Jacobian matrix with two equations Evaluate the Jacobian for:
$$f(x,y)=(x^2+x+y, yx+x^2)$$
at the point $(1,2)$.
 A: The Jacobian matrix, see the simple example, is given by:
$$J(x, y) = \left(
\begin{array}{cc}
 2 x+1 & 1 \\
 2 x+y & x \\
\end{array}
\right)$$
So, we have:
$$J(1,2) = \left(
\begin{array}{cc}
 3 & 1 \\
 4 & 1 \\
\end{array}
\right)$$
A: The Jacobian of $f=(f_1,f_2):\mathbb{R}^2\to \mathbb{R}^2$ at $(x,y)$ (where $f_1,f_2:\mathbb{R}\to \mathbb{R}$ are the (first and second, respectively) coordinate functions of $f$) is defined by the rule:
$J_{(x,y)}(f)=\begin{pmatrix} \frac{\partial f_1}{\partial x} & \frac{\partial f_1}{\partial y} \\ \frac{\partial f_2}{\partial x} & \frac{\partial f_2}{\partial y} \end{pmatrix}$. 

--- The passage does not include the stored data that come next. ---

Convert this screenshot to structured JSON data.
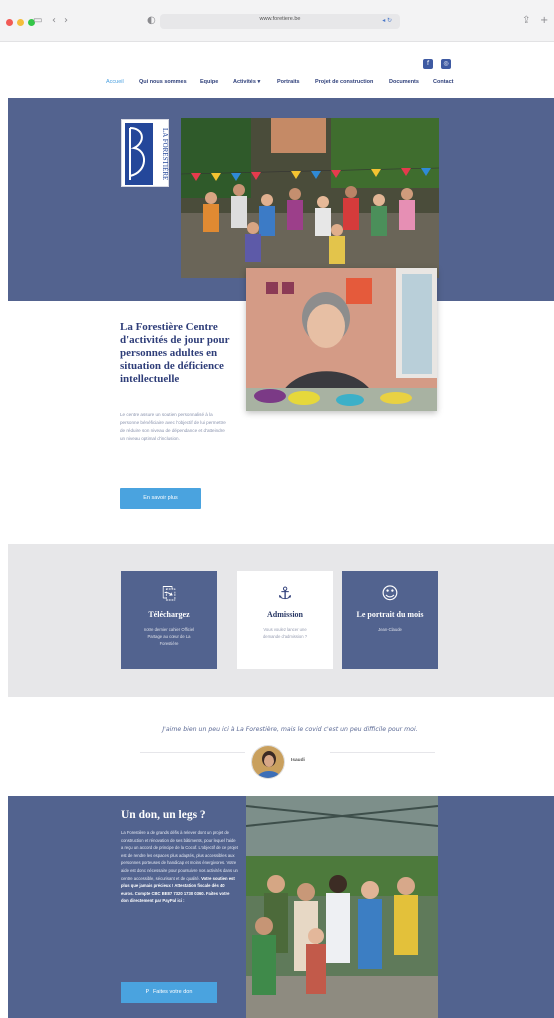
{
  "browser": {
    "url": "www.foretiere.be",
    "traffic_light_colors": [
      "#f15a55",
      "#f4bd3b",
      "#34c748"
    ]
  },
  "header": {
    "social": [
      {
        "name": "facebook",
        "glyph": "f"
      },
      {
        "name": "instagram",
        "glyph": "◎"
      }
    ],
    "nav": [
      {
        "label": "Accueil",
        "active": true
      },
      {
        "label": "Qui nous sommes",
        "active": false
      },
      {
        "label": "Equipe",
        "active": false
      },
      {
        "label": "Activités ▾",
        "active": false
      },
      {
        "label": "Portraits",
        "active": false
      },
      {
        "label": "Projet de construction",
        "active": false
      },
      {
        "label": "Documents",
        "active": false
      },
      {
        "label": "Contact",
        "active": false
      }
    ]
  },
  "hero": {
    "logo_text": "LA FORESTIÈRE",
    "title": "La Forestière Centre d'activités de jour pour personnes adultes en situation de déficience intellectuelle",
    "text": "Le centre assure un soutien personnalisé à la personne bénéficiaire avec l'objectif de lui permettre de réduire son niveau de dépendance et d'atteindre un niveau optimal d'inclusion.",
    "button": "En savoir plus"
  },
  "cards": [
    {
      "icon": "pdf-icon",
      "glyph": "⎘",
      "title": "Téléchargez",
      "text": "notre dernier cahier Officiel Partage au cœur de La Forestière",
      "style": "blue"
    },
    {
      "icon": "anchor-icon",
      "glyph": "⚓",
      "title": "Admission",
      "text": "Vous voulez lancer une demande d'admission ?",
      "style": "white"
    },
    {
      "icon": "smile-icon",
      "glyph": "☺",
      "title": "Le portrait du mois",
      "text": "Jean-Claude",
      "style": "blue"
    }
  ],
  "testimonial": {
    "quote": "J'aime bien un peu ici à La Forestière, mais le covid c'est un peu difficile pour moi.",
    "author": "Isaudi"
  },
  "donation": {
    "title": "Un don, un legs ?",
    "text": "La Forestière a de grands défis à relever dont un projet de construction et rénovation de ses bâtiments, pour lequel l'aide a reçu un accord de principe de la Cocof. L'objectif de ce projet est de rendre les espaces plus adaptés, plus accessibles aux personnes porteuses de handicap et moins énergivores. Votre aide est donc nécessaire pour poursuivre nos activités dans un centre accessible, sécurisant et de qualité.",
    "bold_text": "Votre soutien est plus que jamais précieux ! Attestation fiscale dès 40 euros. Compte CBC BE87 7320 1730 0360. Faites votre don directement par PayPal ici :",
    "button": "Faites votre don"
  }
}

In your question, $f_1(x,y)=x^2+x+y$ and $f_2(x,y)=yx+x^2$. Also, as a sample computation check that $\frac{\partial f_1}{\partial x}=2x+1$. Now can you calculate the matrix above? Once you've done that, then you can substitute your point $x=1$ and $y=2$ to obtain:
$J_{(1,2)}(f)$ - a $2\times 2$ matrix of real numbers.
According to the computation $\frac{\partial f_1}{\partial x}=2x+1$, the $(1,1)$-entry of this matrix will be 3.
Hope this helps! Please let me know if you're still stuck on something and I'm very happy to help.